Legal, Tax, and Accounting February 12, 2020

Compliance Guides for Web Apps?

Lawrence Stewart @lawrencestewart

Compliance is a road block, there's no doubt about it. But being caught off guard hurts.

This morning I discovered I was lacking some compliance, when I dove into why a a call to the Google Places API was returning an error. I've since fixed the issues of non-compliance and noticed a couple other areas that I was lacking, but I'm sure there are more.

Does anyone have some checklists or guides for compliance?

Areas I need to find help with / or guides:

  • general terms & conditions
  • analytics
  • advertising
  • cookies
  • tracking
  • accounts and privacy
  • GDPR (less important to me atm)
  • CCPA (less important to me atm)
  • CANSPAM (seems pretty well covered)
  • Castle (seems pretty well covered)

Already covered pretty adequately:

  • payment integration from providers

Any help or resources would be appreciated.
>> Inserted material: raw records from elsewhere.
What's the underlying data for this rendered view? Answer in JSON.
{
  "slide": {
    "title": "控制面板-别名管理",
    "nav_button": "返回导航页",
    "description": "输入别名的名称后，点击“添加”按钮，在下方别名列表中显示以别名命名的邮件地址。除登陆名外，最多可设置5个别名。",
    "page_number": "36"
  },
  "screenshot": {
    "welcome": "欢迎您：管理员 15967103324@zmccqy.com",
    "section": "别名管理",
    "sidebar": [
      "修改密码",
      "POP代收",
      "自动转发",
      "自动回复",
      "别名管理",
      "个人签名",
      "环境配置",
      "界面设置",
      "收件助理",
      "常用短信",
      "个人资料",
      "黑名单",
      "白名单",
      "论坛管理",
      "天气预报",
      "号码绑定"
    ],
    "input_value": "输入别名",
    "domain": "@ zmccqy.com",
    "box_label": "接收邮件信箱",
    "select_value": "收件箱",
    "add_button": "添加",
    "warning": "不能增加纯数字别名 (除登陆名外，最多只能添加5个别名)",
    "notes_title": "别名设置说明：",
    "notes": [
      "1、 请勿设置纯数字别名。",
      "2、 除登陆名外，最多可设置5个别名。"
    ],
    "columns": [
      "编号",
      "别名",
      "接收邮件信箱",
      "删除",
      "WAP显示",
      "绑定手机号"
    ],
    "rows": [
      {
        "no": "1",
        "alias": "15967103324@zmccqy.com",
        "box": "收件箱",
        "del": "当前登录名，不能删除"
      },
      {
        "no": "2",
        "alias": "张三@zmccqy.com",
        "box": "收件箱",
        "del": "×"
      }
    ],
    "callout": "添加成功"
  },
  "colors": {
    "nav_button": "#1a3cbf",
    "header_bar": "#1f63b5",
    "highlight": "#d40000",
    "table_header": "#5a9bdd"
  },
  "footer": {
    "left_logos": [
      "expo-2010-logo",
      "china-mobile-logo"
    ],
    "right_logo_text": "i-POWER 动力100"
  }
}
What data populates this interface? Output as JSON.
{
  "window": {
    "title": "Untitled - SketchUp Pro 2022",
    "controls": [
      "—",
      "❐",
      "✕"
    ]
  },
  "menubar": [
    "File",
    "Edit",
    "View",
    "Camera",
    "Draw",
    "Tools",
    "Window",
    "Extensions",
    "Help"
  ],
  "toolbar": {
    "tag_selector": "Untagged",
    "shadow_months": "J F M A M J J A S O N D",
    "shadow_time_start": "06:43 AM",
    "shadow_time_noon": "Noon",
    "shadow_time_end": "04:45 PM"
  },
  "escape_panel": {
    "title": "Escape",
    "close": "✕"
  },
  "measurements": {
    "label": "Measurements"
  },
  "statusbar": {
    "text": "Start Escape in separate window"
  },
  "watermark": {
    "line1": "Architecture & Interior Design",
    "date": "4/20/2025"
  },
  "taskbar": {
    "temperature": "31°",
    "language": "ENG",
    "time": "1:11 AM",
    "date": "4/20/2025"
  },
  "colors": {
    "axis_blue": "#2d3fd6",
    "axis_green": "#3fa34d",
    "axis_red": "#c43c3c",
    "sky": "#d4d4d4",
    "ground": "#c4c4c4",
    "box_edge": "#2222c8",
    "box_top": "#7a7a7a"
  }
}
Compiling a comprehensive list of links should help other startups and indie hackers.

Do you target the strictest standards, meet the bare minimum, or fall somewhere in between?

  1. 1

    When you start off you want an in between that will meet your existing obligations/abilities but also be future proof to cover at least 6-12 months so that you don't have to waste time revisiting policies.

    Before recommending lists to meet your question, it is best to look at people who may be doing something similar and understanding how they have approached each of those problems.

    1. 1

      "When you start off you want an in between that will meet your existing obligations/abilities but also be future proof to cover at least 6-12 months so that you don't have to waste time revisiting policies."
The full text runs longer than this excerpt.